Promoting the Water-Reduction Kinetics and Alkali Tolerance of MoNi 4 Nanocrystals via a Mo 2 TiC 2 T x Induced Built-In Electric Field.

Mo-Ni alloy-based electrocatalysts are regarded as promising candidates for the hydrogen evolution reaction (HER), despite their vulnerable stability in alkaline solution that hampers further application. Herein, Mo 2 TiC 2 T x MXene, is employed as a support for MoNi 4 alloy nanocrystals (NCs) to fabricate a unique nanoflower-like MoNi 4 -MX n electrocatalyst. A remarkably strong built-in electric field is established at the interface of two components, which facilitates the electron transfer from Mo 2 TiC 2 T x to MoNi 4 . Due to the accumulation of electrons at the MoNi 4 sites, the adsorption of the catalytic intermediates and ionic species on MoNi 4 is affected consequently.

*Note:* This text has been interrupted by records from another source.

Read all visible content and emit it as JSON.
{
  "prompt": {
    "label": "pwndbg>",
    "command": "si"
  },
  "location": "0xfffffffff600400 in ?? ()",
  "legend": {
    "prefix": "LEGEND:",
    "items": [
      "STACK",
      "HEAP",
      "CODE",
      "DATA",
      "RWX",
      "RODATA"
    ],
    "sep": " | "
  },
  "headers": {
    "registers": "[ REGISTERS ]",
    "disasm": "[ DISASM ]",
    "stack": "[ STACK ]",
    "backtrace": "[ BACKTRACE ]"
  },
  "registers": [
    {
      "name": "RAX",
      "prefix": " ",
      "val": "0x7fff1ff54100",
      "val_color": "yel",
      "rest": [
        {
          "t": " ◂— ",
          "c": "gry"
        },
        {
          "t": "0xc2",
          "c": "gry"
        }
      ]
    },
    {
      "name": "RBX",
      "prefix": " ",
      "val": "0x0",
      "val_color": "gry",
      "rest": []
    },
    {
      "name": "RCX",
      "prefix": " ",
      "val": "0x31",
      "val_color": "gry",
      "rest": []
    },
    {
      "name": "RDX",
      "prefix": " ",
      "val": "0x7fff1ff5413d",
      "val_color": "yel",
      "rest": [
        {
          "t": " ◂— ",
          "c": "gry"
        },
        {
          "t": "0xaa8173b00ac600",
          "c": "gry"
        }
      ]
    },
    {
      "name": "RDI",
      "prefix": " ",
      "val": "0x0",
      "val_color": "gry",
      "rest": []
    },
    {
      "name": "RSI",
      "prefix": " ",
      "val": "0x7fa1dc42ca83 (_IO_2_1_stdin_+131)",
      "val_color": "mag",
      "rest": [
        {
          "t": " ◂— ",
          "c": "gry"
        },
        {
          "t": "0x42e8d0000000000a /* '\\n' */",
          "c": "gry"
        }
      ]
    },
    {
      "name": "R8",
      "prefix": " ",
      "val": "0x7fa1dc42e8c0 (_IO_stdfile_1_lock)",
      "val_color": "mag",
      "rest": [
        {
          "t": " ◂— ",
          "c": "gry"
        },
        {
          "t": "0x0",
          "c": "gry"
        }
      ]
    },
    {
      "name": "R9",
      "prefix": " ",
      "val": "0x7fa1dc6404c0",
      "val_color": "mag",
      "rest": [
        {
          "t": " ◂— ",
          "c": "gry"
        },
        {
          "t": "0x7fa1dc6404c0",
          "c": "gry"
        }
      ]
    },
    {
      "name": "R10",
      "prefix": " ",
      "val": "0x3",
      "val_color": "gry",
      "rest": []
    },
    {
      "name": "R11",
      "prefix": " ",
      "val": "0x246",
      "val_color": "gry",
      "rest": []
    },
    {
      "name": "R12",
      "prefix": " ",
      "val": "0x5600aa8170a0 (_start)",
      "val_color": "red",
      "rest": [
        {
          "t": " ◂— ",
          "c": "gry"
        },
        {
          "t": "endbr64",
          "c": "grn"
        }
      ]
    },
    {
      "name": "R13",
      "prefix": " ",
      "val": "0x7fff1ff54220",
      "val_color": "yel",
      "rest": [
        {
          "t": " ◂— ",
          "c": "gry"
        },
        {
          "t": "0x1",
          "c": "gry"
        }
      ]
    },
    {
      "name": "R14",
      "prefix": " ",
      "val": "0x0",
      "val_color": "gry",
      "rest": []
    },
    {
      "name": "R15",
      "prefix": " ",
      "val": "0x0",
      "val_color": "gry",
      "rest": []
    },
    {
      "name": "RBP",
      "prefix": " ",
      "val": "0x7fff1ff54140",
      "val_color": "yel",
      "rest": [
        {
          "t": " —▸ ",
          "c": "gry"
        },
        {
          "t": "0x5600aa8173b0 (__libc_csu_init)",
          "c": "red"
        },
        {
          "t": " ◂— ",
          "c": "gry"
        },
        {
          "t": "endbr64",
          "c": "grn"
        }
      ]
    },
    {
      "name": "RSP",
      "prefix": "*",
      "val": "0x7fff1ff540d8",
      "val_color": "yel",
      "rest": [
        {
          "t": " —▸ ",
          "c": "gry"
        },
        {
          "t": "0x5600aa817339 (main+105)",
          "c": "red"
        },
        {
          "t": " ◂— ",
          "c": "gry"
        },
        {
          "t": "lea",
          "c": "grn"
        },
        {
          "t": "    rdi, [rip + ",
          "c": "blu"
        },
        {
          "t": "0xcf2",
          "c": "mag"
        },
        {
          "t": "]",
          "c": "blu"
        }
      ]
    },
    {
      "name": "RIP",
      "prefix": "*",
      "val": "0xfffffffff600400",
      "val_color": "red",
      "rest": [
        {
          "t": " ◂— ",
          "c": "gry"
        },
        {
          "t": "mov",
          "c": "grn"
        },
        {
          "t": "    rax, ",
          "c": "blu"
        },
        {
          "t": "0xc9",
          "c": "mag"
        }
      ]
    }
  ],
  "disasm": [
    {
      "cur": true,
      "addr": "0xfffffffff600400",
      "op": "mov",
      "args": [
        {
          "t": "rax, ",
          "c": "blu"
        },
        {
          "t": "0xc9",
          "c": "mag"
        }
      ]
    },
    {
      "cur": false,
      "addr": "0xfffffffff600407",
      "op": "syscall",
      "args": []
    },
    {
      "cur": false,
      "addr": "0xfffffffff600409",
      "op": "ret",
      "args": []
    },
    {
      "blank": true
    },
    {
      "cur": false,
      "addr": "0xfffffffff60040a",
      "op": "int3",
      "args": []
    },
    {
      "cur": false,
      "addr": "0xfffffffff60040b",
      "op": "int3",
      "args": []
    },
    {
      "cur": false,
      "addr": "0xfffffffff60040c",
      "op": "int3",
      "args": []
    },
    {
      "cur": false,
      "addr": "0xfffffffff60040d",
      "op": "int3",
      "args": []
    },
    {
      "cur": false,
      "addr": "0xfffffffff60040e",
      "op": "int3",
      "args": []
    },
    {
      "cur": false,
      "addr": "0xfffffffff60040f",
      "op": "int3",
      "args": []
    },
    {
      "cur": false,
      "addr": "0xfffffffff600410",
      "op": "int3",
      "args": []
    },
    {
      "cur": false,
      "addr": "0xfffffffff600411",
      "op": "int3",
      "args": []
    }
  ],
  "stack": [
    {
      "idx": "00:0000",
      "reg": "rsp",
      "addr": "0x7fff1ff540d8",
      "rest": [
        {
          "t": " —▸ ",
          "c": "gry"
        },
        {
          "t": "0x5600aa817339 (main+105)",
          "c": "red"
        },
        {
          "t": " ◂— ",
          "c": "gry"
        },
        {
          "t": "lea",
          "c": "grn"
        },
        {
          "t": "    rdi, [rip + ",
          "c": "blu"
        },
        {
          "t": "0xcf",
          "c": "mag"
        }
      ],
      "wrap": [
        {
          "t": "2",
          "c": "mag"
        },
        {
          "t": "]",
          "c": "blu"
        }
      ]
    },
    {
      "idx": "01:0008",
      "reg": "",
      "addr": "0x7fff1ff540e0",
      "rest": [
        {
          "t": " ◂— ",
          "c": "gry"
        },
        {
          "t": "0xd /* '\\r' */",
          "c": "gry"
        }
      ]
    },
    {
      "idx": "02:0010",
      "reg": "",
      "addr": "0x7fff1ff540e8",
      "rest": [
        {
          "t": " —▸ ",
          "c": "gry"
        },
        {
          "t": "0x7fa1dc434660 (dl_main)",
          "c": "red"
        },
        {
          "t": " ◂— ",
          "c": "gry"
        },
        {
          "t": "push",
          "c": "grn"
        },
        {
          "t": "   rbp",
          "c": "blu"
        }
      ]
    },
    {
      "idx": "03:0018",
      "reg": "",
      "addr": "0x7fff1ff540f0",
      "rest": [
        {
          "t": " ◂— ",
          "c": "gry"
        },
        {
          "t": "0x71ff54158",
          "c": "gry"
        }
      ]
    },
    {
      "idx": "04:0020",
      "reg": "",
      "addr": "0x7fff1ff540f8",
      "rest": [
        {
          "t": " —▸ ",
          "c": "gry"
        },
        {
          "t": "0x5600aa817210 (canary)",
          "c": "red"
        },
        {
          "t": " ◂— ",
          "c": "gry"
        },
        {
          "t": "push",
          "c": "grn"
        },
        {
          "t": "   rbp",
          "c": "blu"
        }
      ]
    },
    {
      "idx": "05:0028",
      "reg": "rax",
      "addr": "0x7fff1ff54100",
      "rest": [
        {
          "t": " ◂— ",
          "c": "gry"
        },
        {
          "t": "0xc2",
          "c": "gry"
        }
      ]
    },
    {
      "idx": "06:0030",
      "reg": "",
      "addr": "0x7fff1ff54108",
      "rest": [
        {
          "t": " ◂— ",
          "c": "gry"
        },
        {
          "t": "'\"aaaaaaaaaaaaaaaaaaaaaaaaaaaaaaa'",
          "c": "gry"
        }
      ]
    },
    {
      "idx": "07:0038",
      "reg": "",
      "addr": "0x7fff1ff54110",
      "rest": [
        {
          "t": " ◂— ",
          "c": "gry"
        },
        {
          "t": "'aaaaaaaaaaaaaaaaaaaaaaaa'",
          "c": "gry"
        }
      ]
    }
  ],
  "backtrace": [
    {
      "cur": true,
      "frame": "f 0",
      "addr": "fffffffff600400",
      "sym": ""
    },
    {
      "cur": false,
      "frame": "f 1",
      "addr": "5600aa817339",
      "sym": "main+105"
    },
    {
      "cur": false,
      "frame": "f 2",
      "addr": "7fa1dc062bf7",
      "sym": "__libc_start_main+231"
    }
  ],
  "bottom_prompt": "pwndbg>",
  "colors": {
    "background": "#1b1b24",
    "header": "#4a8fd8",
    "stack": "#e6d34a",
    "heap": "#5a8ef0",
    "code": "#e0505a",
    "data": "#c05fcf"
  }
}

As a result, the MoNi 4 -MX 10 nanohybrid exhibits the lowest overpotential, even lower than 10% Pt/C catalyst at the current density of 10 mA cm -2 in 1 m KOH solution (122.19 vs 129.07 mV, respectively). Furthermore, a lower Tafel slope of 55.88 mV dec -1 is reported as compared to that of the 10% Pt/C (65.64 mV dec -1 ). Additionally, the MoNi 4 -MX 10 catalyst also displays extraordinary chemical stability in alkaline solution, with an activity loss of only 0.15% per hour over 300 h of operation. This reflects the great potential of using MXene-based interfacial engineering for the synthesis of a highly efficient and stable electrocatalyst.